On Monday, the president repealed the OSHA “Volks” Rule by signing the congressional resolution of disapproval. AGC led a lobbying effort in passing the bill and issued a statement after the vote that the bill will preserve worker safety while protecting the Constitution and respecting court rulings.

At the heart of the Volks matter was an Obama Administration OSHA rule – issued in December 2016 – that exposed employers to unfair liability for honest and inadvertent paperwork mistakes related to recordkeeping. The rule extended the statute of limitations on recordkeeping violations from six months to five and a half years, and did nothing to improve the safety or health of a company’s workers. The rule was initially issued by OSHA to circumvent a court decision involving a construction company that challenged an OSHA citation for a recordkeeping violation issued beyond six months. Two federal courts have since rebuked OSHA’s theory for issuing recordkeeping citations after six months.

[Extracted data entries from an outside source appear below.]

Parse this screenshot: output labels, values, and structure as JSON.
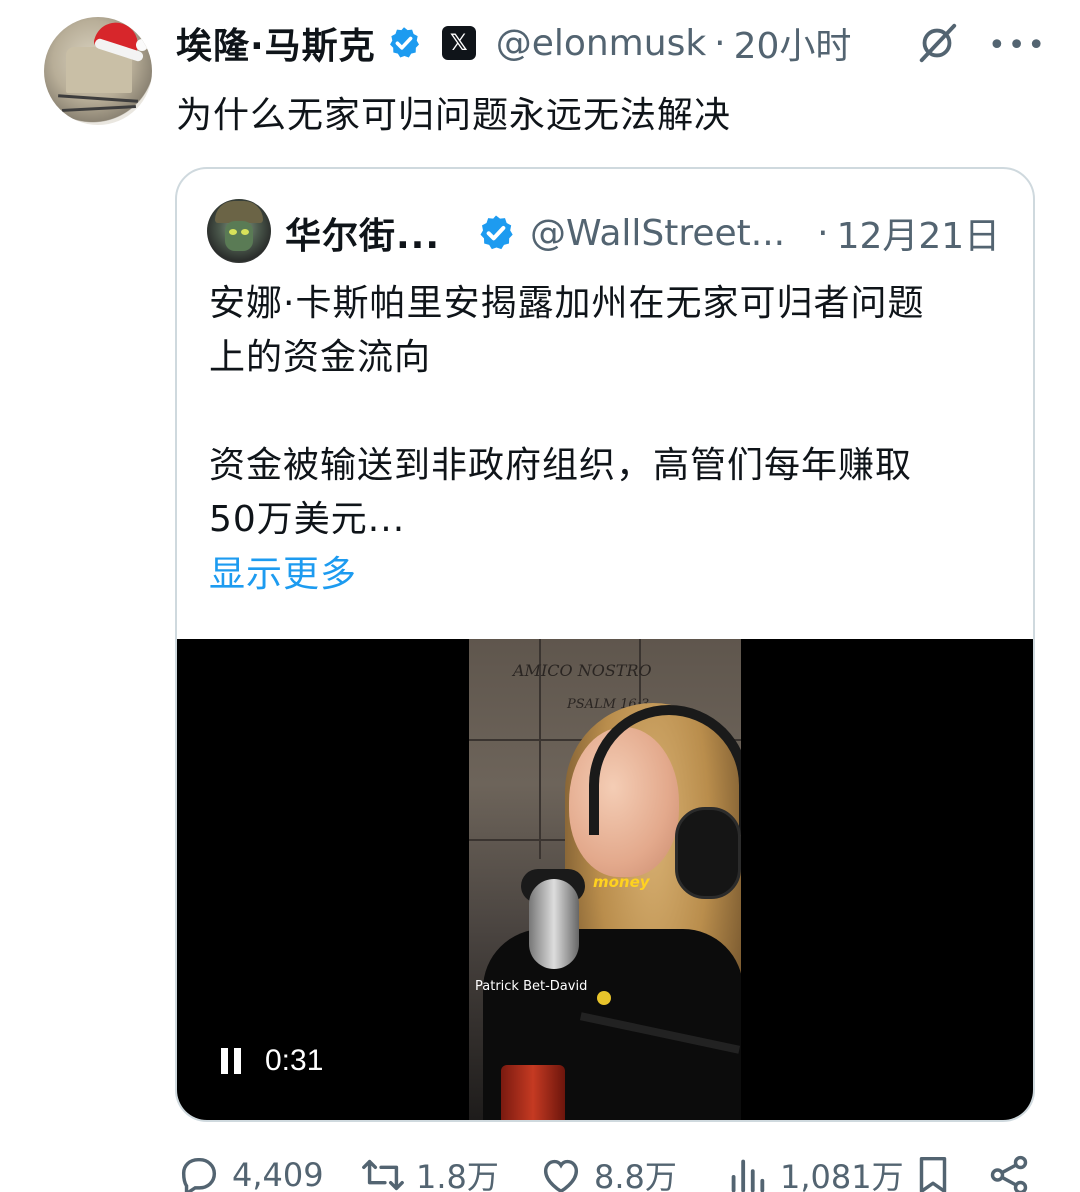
{
  "tweet": {
    "author_name": "埃隆·马斯克",
    "handle": "@elonmusk",
    "separator": "·",
    "time": "20小时",
    "x_badge": "𝕏",
    "more": "•••",
    "text": "为什么无家可归问题永远无法解决",
    "icons": {
      "verified": "verified-badge-icon",
      "grok": "grok-icon",
      "more": "more-icon"
    }
  },
  "quote": {
    "author_name": "华尔街...",
    "handle": "@WallStreet...",
    "separator": "·",
    "date": "12月21日",
    "lines": [
      "安娜·卡斯帕里安揭露加州在无家可归者问题",
      "上的资金流向",
      "资金被输送到非政府组织，高管们每年赚取",
      "50万美元..."
    ],
    "show_more": "显示更多",
    "video": {
      "duration": "0:31",
      "sign_text": "AMICO NOSTRO",
      "sign_text2": "PSALM 16:3",
      "caption": "money",
      "speaker_tag": "Patrick Bet-David",
      "state": "playing"
    }
  },
  "actions": {
    "replies": "4,409",
    "retweets": "1.8万",
    "likes": "8.8万",
    "views": "1,081万",
    "icons": [
      "reply-icon",
      "retweet-icon",
      "like-icon",
      "views-icon",
      "bookmark-icon",
      "share-icon"
    ]
  },
  "colors": {
    "text_primary": "#0f1419",
    "text_secondary": "#536471",
    "accent_link": "#1d9bf0",
    "verified_badge": "#1d9bf0",
    "card_border": "#cfd9de",
    "video_bg": "#000000"
  }
}
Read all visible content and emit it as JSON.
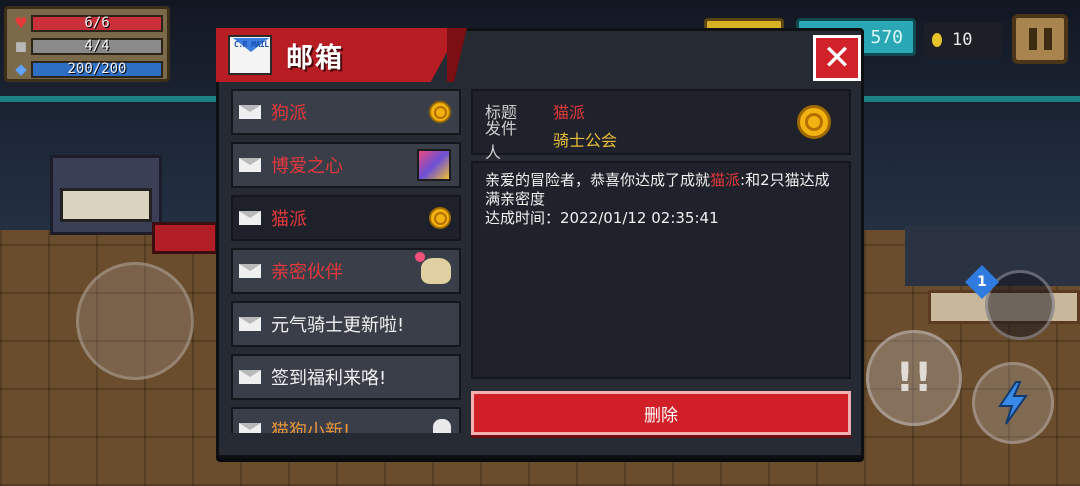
{
  "hud": {
    "hp": "6/6",
    "armor": "4/4",
    "energy": "200/200",
    "gems": "570",
    "coins": "10",
    "weapon_slot_count": "1"
  },
  "mailbox": {
    "title": "邮箱",
    "logo_text": "C.R MAIL",
    "items": [
      {
        "label": "狗派",
        "color": "red",
        "icon": "coin-icon"
      },
      {
        "label": "博爱之心",
        "color": "red",
        "icon": "picture-icon"
      },
      {
        "label": "猫派",
        "color": "red",
        "icon": "coin-icon",
        "selected": true
      },
      {
        "label": "亲密伙伴",
        "color": "red",
        "icon": "pet-icon"
      },
      {
        "label": "元气骑士更新啦!",
        "color": "white",
        "icon": ""
      },
      {
        "label": "签到福利来咯!",
        "color": "white",
        "icon": ""
      },
      {
        "label": "猫狗小新!",
        "color": "orange",
        "icon": "ghost-icon"
      }
    ],
    "detail": {
      "subject_key": "标题",
      "subject_value": "猫派",
      "sender_key": "发件人",
      "sender_value": "骑士公会",
      "body_prefix": "亲爱的冒险者，恭喜你达成了成就",
      "body_highlight": "猫派",
      "body_suffix": ":和2只猫达成满亲密度",
      "time_label": "达成时间：",
      "time_value": "2022/01/12 02:35:41"
    },
    "delete_label": "删除"
  },
  "icons": {
    "close": "close-icon",
    "pause": "pause-icon",
    "heart": "heart-icon",
    "shield": "shield-icon",
    "energy": "energy-icon",
    "skill": "skill-icon",
    "bolt": "bolt-icon"
  },
  "colors": {
    "accent_red": "#d11f27",
    "highlight_red": "#e3383c",
    "gold": "#e8bd3a",
    "panel_bg": "#262a33"
  }
}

The signing of the congressional resolution of disapproval formally repeals the rule and any other substantially similar rules from OSHA in the future. This is the second labor and employment rule repealed by President Trump that AGC played an integral role in, the other being the bill invalidating the blacklisting regulations, which was signed into law on March 27.

For more information, contact Jim Young at youngj@agc.org or (202) 547-0133.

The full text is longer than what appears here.